No segundo tempo, não só o marasmo seguiu, com a Holanda raramente achando espaços, como a Bulgária até começou a arriscar mais, com o espaço no meio-campo. Ainda assim, ficava demais depender apenas da dupla Popov-Kostadinov para fazer Cillessen trabalhar. Pelo lado laranja, de nada adiantava Janssen aparecer mais no jogo, se seus chutes invariavelmente saíam pela linha de fundo. Mais confiança mereciam Blind, Promes, Pröpper... e Robben. Três deles participaram da jogada do 2 a 0, aos 67': Promes passou, Blind cruzou, Robben escorou para fazer seu 34º gol pela seleção (sexto goleador na história, superando a marca dos 33, alcançada por Johan Cruyff e Abe Lenstra).

Novamente para lembrar a fragilidade crônica holandesa, a Bulgária diminuiu quase na sequência, quando Ivelin Popov cobrou falta e Kostadinov, quase imperceptivelmente, desviou a bola na área, fora do alcance de Cillessen - e sem marcação nenhuma. Tudo bem, a Holanda até merecia vencer - e assegurou os três pontos com o segundo gol de Pröpper, aos 80', de cabeça. Mas se sabia que era um triunfo com pouco significado. Primeiro, porque a goleada da Suécia ampliava a diferença no saldo de gols, primeiro critério de desempate nas eliminatórias da Copa (+11 para os suecos, +5 para os holandeses).

Em segundo lugar, porque a Oranje nunca deu a real impressão de que poderia golear os búlgaros - algo criticado pelo capitão Robben à NOS: "É necessário vencer, por muitos gols. Mas achei o time apático no segundo tempo. É necessário marcar. Há vontade, mas é necessário mais movimentação". Em terceiro lugar, porque algumas alterações pedidas não foram testadas, mesmo com a vitória garantida - como experimentar Bas Dost no lugar de Janssen.

E a única esperança holandesa é saber que ainda sobrevive ("Ainda estamos na briga", falou Robben; "Nada é impossível", apregoou Pröpper").
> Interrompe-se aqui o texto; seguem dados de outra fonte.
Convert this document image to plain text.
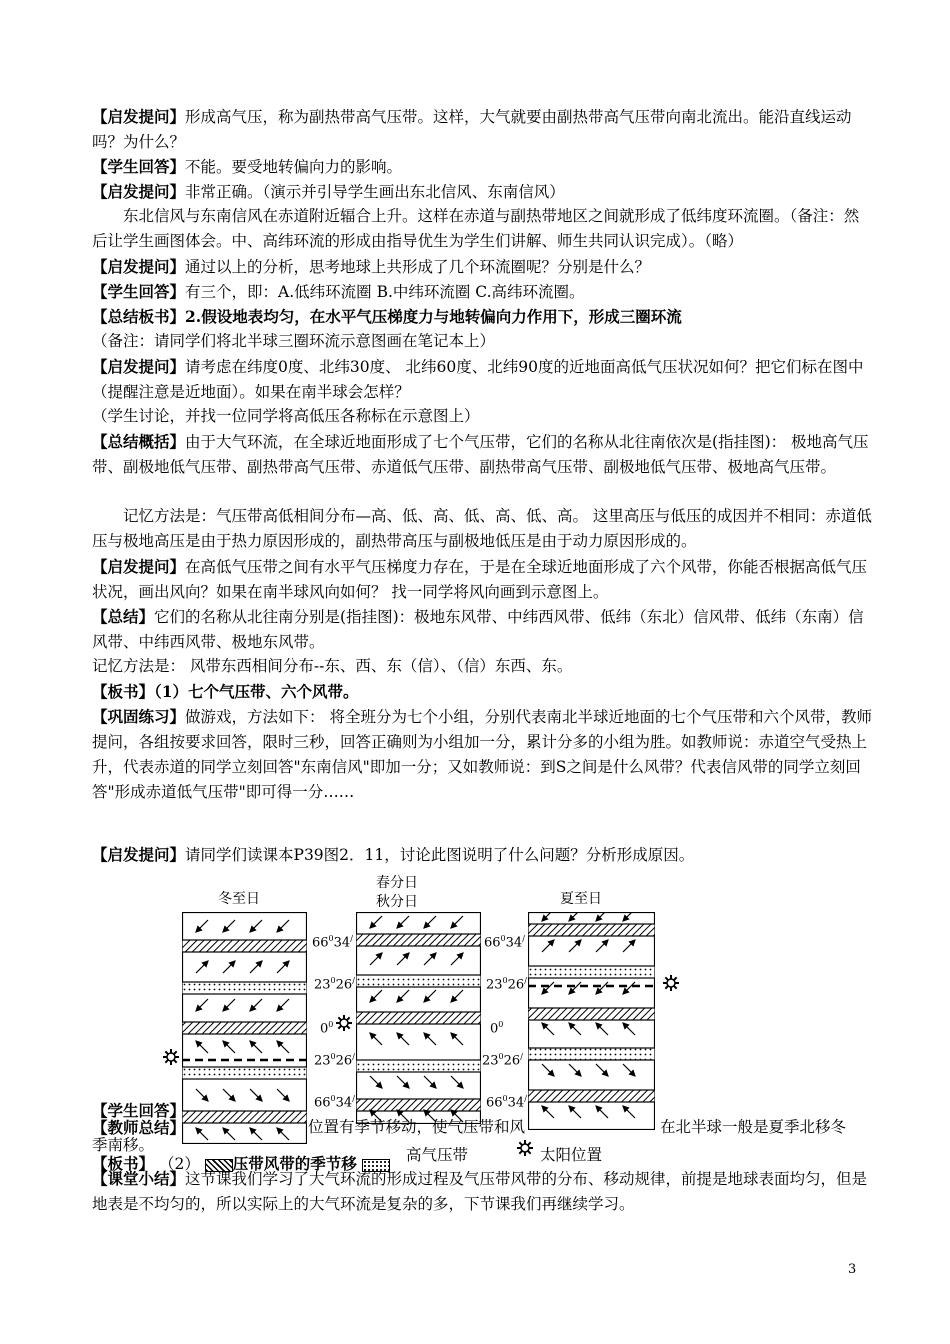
【启发提问】形成高气压，称为副热带高气压带。这样，大气就要由副热带高气压带向南北流出。能沿直线运动吗？为什么？

【学生回答】不能。要受地转偏向力的影响。

【启发提问】非常正确。（演示并引导学生画出东北信风、东南信风）

东北信风与东南信风在赤道附近辐合上升。这样在赤道与副热带地区之间就形成了低纬度环流圈。（备注：然后让学生画图体会。中、高纬环流的形成由指导优生为学生们讲解、师生共同认识完成）。（略）

【启发提问】通过以上的分析，思考地球上共形成了几个环流圈呢？分别是什么？

【学生回答】有三个，即：A.低纬环流圈 B.中纬环流圈 C.高纬环流圈。

【总结板书】2.假设地表均匀，在水平气压梯度力与地转偏向力作用下，形成三圈环流

（备注：请同学们将北半球三圈环流示意图画在笔记本上）

【启发提问】请考虑在纬度0度、北纬30度、 北纬60度、北纬90度的近地面高低气压状况如何？把它们标在图中（提醒注意是近地面）。如果在南半球会怎样？

（学生讨论，并找一位同学将高低压各称标在示意图上）

【总结概括】由于大气环流，在全球近地面形成了七个气压带，它们的名称从北往南依次是(指挂图)： 极地高气压带、副极地低气压带、副热带高气压带、赤道低气压带、副热带高气压带、副极地低气压带、极地高气压带。

记忆方法是：气压带高低相间分布—高、低、高、低、高、低、高。 这里高压与低压的成因并不相同：赤道低压与极地高压是由于热力原因形成的，副热带高压与副极地低压是由于动力原因形成的。

【启发提问】在高低气压带之间有水平气压梯度力存在，于是在全球近地面形成了六个风带，你能否根据高低气压状况，画出风向？如果在南半球风向如何？ 找一同学将风向画到示意图上。

【总结】它们的名称从北往南分别是(指挂图)：极地东风带、中纬西风带、低纬（东北）信风带、低纬（东南）信风带、中纬西风带、极地东风带。

记忆方法是： 风带东西相间分布--东、西、东（信）、（信）东西、东。

【板书】（1）七个气压带、六个风带。

【巩固练习】做游戏，方法如下： 将全班分为七个小组，分别代表南北半球近地面的七个气压带和六个风带，教师提问，各组按要求回答，限时三秒，回答正确则为小组加一分，累计分多的小组为胜。如教师说：赤道空气受热上升，代表赤道的同学立刻回答"东南信风"即加一分；又如教师说：到S之间是什么风带？代表信风带的同学立刻回答"形成赤道低气压带"即可得一分……

【启发提问】请同学们读课本P39图2．11，讨论此图说明了什么问题？分析形成原因。

冬至日
春分日
秋分日	夏至日
$66^034^/$	$66^034^/$
$23^026^/$	$23^026^/$
$0^0$	$0^0$
$23^026^/$	$23^026^/$
$66^034^/$	$66^034^/$
【学生回答】
【教师总结】	位置有季节移动，使气压带和风	在北半球一般是夏季北移冬
季南移。
【板书】 （2） 压带风带的季节移	高气压带	太阳位置

【课堂小结】这节课我们学习了大气环流的形成过程及气压带风带的分布、移动规律，前提是地球表面均匀，但是地表是不均匀的，所以实际上的大气环流是复杂的多，下节课我们再继续学习。

3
No entanto, o pessimismo é geral na Holanda: se o adversário da próxima rodada é Belarus, o da Suécia é Luxemburgo, que também oferece possibilidade de aumentar o saldo de gols. A Laranja sobrevive no inferno: segue em crise, longe de um lugar na Copa do Mundo. Nem mesmo o auxiliar técnico Ruud Gullit falando em "vitória fantástica", num vídeo que postou em seu perfil no Twitter, ilude mais.
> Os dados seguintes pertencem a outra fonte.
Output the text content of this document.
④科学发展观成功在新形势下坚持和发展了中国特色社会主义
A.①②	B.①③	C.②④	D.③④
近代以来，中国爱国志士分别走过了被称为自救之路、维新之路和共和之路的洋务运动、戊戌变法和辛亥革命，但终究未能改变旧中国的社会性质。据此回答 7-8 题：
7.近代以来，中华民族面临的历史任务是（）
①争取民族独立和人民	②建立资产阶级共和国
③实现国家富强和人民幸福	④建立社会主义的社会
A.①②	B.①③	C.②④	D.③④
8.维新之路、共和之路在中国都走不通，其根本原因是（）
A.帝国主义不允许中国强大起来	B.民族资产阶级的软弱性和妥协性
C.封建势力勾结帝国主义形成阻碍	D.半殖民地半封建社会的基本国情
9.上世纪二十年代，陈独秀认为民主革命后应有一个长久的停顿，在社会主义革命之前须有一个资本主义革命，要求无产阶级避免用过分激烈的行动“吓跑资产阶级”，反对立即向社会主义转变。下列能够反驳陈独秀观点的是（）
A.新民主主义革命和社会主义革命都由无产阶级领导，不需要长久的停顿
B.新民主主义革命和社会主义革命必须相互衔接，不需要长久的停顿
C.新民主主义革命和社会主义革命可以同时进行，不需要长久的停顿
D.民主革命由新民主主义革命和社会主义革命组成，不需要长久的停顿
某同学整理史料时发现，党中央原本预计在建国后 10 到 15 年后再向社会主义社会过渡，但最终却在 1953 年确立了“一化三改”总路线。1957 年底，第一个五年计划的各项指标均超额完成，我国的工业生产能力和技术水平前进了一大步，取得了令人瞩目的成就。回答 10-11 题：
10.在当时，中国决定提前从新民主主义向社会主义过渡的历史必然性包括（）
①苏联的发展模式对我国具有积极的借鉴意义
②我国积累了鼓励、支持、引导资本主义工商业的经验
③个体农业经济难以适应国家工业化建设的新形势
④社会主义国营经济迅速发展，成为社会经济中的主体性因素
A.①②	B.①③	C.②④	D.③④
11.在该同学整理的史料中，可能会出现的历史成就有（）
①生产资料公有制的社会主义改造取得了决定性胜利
Eliminatórias para a Copa de 2018 - Europa
Holanda 3x1 Bulgária
Data: 3 de setembro de 2017
Local: Amsterdam Arena (Amsterdã)
Juiz: Anastasios Sidiropoulos (Grécia)
Gols: Davy Pröpper, aos 7' e aos 80'; Arjen Robben, aos 67', Georgi Kostadinov, aos 69'

Holanda
Jasper Cillessen; Kenny Tete, Stefan de Vrij, Wesley Hoedt e Daley Blind; Georginio Wijnaldum e Tonny Vilhena; Arjen Robben, Davy Pröpper (Marco van Ginkel, aos 86') e Quincy Promes; Vincent Janssen. Técnico: Dick Advocaat

Bulgária
Plamen Iliev; Strahil Popov, Vasil Bozhikov, Georgi Terziev e Petar Zanev; Atanas Zehirov (Georgi Slavchev, aos 46'); Ivailo Chochev, Georgi Kostadinov, Aleksandar Tsvetkov (Simeon Slavchev, aos 24') e Stanislav Manolev (Andrei Galabinov, aos 60'); Ivelin Popov. Técnico: Petar Hubchev

quinta-feira, 31 de agosto de 2017

Inacreditável

A França já vinha melhorando antes deste gol de Griezmann, que abriu o placar. Daí por diante, foi o previsível diante de uma Holanda cada vez pior (Christophe Ena/AP)
O que é inacreditável? Seguramente, não é o fato da França ter vencido a Holanda, no grupo A das eliminatórias europeias para a Copa de 2018, nesta quinta. E diante do que se viu no campo do Stade de France, não é inacreditável nem mesmo a goleada por 4 a 0. Nada mais lógico do que ver uma seleção como a francesa, com vários jogadores cobiçados Europa afora, no último dia da janela de transferências, impondo seu nível técnico diante de uma Laranja cada vez mais desmoralizada.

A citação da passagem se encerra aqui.